Gerek iş yaşamında gerekse sosyal yaşamımızda birçok sorunla karşılaşırız. Bu sorunların bazılarının nasıl çözümlenebileceğini üç aşağı beş yukarı biliriz. Bazılarının çözümleri biraz daha zordur ama en zoru ise şüphesiz tahlil ve teşhis edilmemiş sorunların çözümüdür. Bu hem zaman kaybına hem de zamanında çözülemeyen sorunun kronik hale dönüşmesine yol açmaktadır.
İş dünyası içi engellerle döşenmiş karmaşık bir labirente benzer. Bu yüzdendir ki akademiler, doktrinler, sosyologlar, Ekonomistler vb.n gibi birçok bilim adamının çözüm odaklı çalışmalarına şahit oluruz.
Durum böylesine ciddi bir çalışmayı gerektirdiği halde bazen öylesine komik durumlarla karşılaşırız ki çözüm hamlesinin sorundan daha büyük sorunlar yarattığını görürüz. Yani asıl sorunun çözüm olarak dayatılan mayınlı bir yol olduğunu mayınlar patladıkça anlarız. Sorun sorunda değil, sorun çözümdedir. Felçli bir hastayı fizik tedavisi uzmanı yerine, baytara emanet ederek mucize beklemeye benzer.
İşte bu tür sorunlarla karşılaşınca o sorunları çözme yetkinliğinde olanlara ihtiyaç duyarız. Yöneticiler bu yüzden vardırlar ve bu yüzdende olmalıdırlar. Önemli olan hangi düzeyde sorunun hangi düzeyde yöneticiyle çözüleceğini bilmektir. İş dünyasında yönetici seçimleri deneme yanılma metoduyla yapılamaz tıpkı sağlığımızı emanet ettiğimiz doktorlar gibidir.
Deneme yanılma metodu bizi sağlığımızdan etmekle kalmaz yaşamımızı sona erdirecek riskleride beraberinde getirir. Yönetici seçerken mucize beklememekle beraber hangi yetkinlikte bir özelliğe sahip olduğunun bilinmesi şarttır. Piyasada karşılaştığımız, herşeyi çözebilecek her sorunun çözümü olabilecek, kısaca ne isteniyorsa hepsinin kendinde doğuştan var olduğunu söyleyen yönetici tipler vardır. Aynı zamanda bunlardan medet umanlar aynı mantıkla, çözümü mümkün olmayan mucizeleri beklemeye koyulurlar.
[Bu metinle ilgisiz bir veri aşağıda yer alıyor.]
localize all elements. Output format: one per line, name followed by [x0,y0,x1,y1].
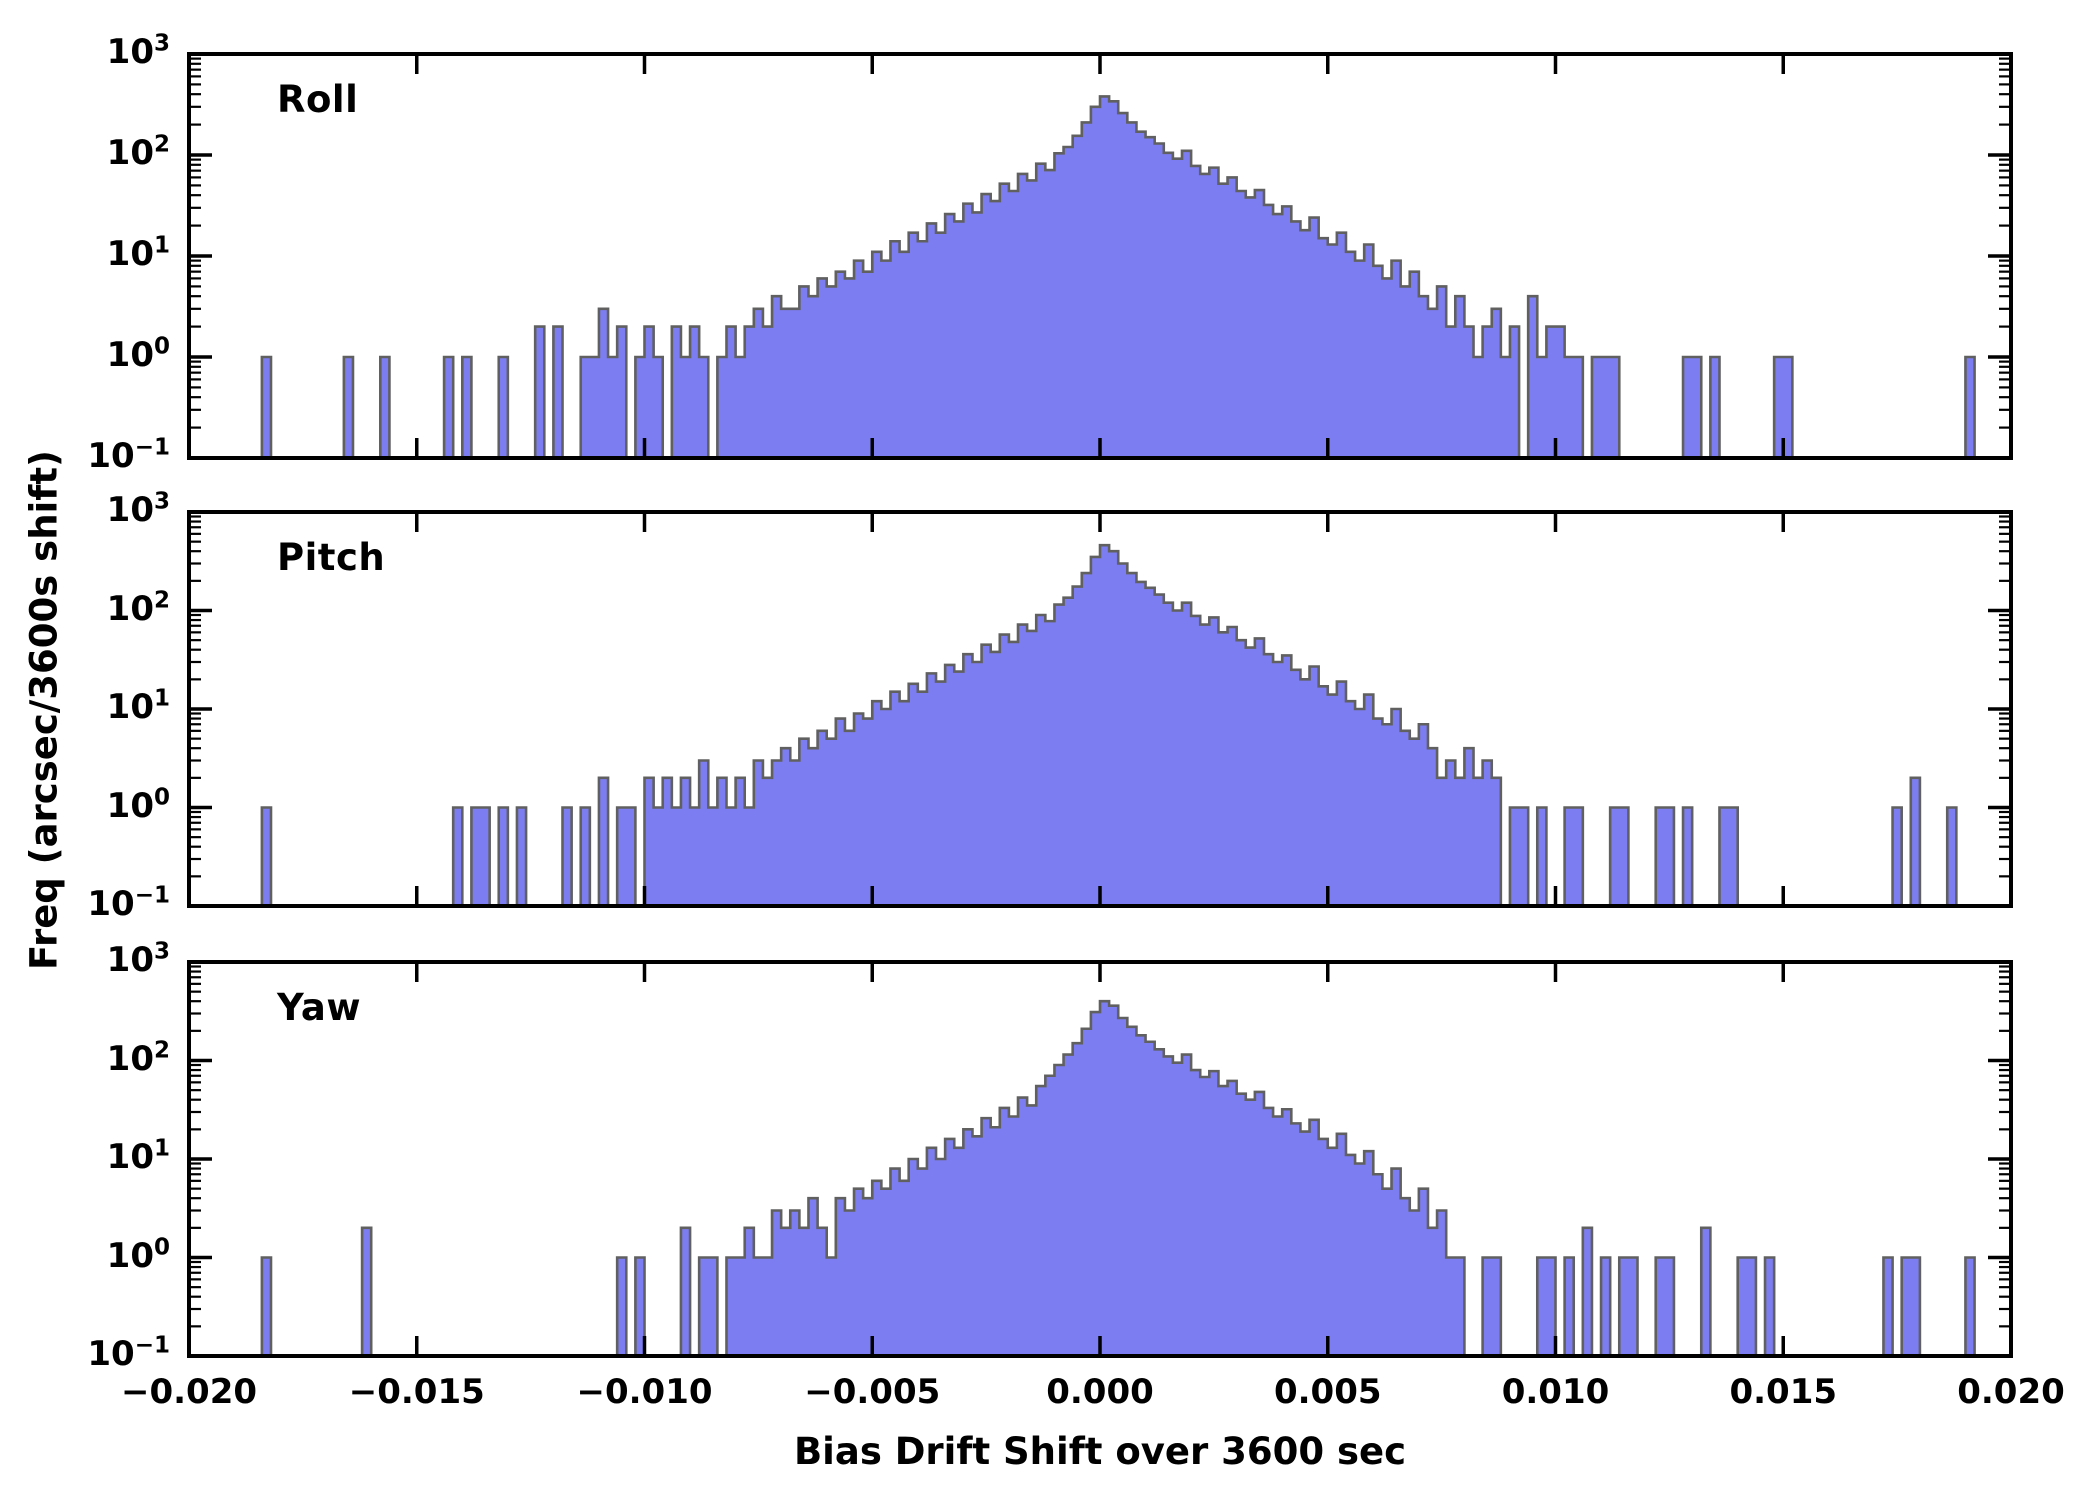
y-tick-label: 103 [106,30,170,72]
x-tick-label: −0.010 [576,1372,713,1412]
x-tick-label: 0.010 [1501,1372,1610,1412]
panel-roll: Roll [187,52,2013,460]
y-tick-label: 100 [106,784,170,826]
y-tick-label: 102 [106,1037,170,1079]
y-tick-label: 102 [106,131,170,173]
x-tick-label: −0.015 [348,1372,485,1412]
x-tick-label: 0.015 [1729,1372,1838,1412]
y-tick-label: 101 [106,685,170,727]
yaw-histogram-plot [187,960,2013,1358]
y-tick-label: 100 [106,1234,170,1276]
y-tick-label: 101 [106,232,170,274]
panel-title-pitch: Pitch [277,536,386,579]
panel-pitch: Pitch [187,510,2013,908]
x-tick-label: −0.005 [804,1372,941,1412]
panel-title-roll: Roll [277,78,359,121]
y-tick-label: 101 [106,1135,170,1177]
x-tick-label: 0.000 [1046,1372,1154,1412]
y-tick-label: 103 [106,488,170,530]
y-tick-label: 100 [106,333,170,375]
panel-yaw: Yaw [187,960,2013,1358]
roll-histogram-plot [187,52,2013,460]
y-tick-label: 10−1 [87,882,170,924]
x-axis-title: Bias Drift Shift over 3600 sec [793,1430,1407,1473]
x-tick-label: 0.020 [1957,1372,2065,1412]
x-tick-label: 0.005 [1273,1372,1382,1412]
y-tick-label: 10−1 [87,434,170,476]
pitch-histogram-plot [187,510,2013,908]
y-tick-label: 103 [106,938,170,980]
y-tick-label: 102 [106,587,170,629]
panel-title-yaw: Yaw [277,986,362,1029]
y-tick-label: 10−1 [87,1332,170,1374]
x-tick-label: −0.020 [120,1372,258,1412]
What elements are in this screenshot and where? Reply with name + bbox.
Sevgili okurlar burada lafı daha fazla uzatmadan tüm bunları kısadan hisse şekliyle anlatan güzel bir fıkrayla bitirmek istiyorum.
Efendim, bir zamanlar bir padişahın çok sevdiği bir eşeği varmış. Padişah eşeğini öylesine çok severmiş ki; bu eşeğin, cahil kalmasına bir türlü rıza gösteremezmiş. Sonunda eşeğine kim okuma yazma öğretirse, onu servete boğacağını ilan etmiş. Fakat eğer bu konuda gönüllü olanlar, eşeğe okuma yazma öğretemezlerse, boyunlarını vurduracağını eklemekten de geri kalmamış.
Bu işe birtakım hevesliler çıkmış; fakat eşek bu, okuma yazma öğrenir mi? Tabii sonunda, bu heveslilerin kelleleri gitmiş.
Derken bir gün, gerçekten ülkenin en fukara adamlarından biri, padişahın huzuruna çıkmış ve eşeğe okuma yazma öğretebileceğini söylemiş. “Fakat padişahım” demiş, “İnsanların okuma yazma öğrenmeleri bile yıllar sürüyor. Sizin eşeğin okuma yazma öğrenmesi için, en az 10 yıl gerekir. Eğer ben 10 yılda eşeğinize okuma yazma öğretemezsem, boynumun vurulmasına razıyım.”
Teklif padişahın hoşuna gitmiş. “Git, karını al da gel” demiş. “Size sarayımda bir daire vereceğim ve eşeğimi de oraya getirteceğim. Derslere hemen başlayın.”
Adamcağız sevinçle evine gitmiş ve “Toparlan Hanım” demiş. “Saraya gidiyoruz.”
“Neden gidiyoruz?” diye sorunca kadıncağız, padişahla olan konuşmasını anlatmış.
Kadın, “Efendi sen delirdin mi?” demiş. “Baksana kaç kişi bu uğurda canından oldu. Eşek okuma yazma öğrenebilir mi?”
Adam gülmüş. “Hanım” demiş, ” Bende biliyorum eşek bu konuşmaz da yazmaz da Yaşadığımız sefaleti görüyorsun. Ne ocak yanıyor, ne tencere kaynıyor. Sarayda ekmek elden su gölden yaşayacağız. Önümüzde 10 yıl var. Bu 10 yıl içinde, ya eşek ölür, ya padişah ölür, ya da ben ölürüm. Hadi lâfı bırak da toparlan, saraya gidiyoruz…”
Kısadan hisse hoşça kalın sağlıkla kalın.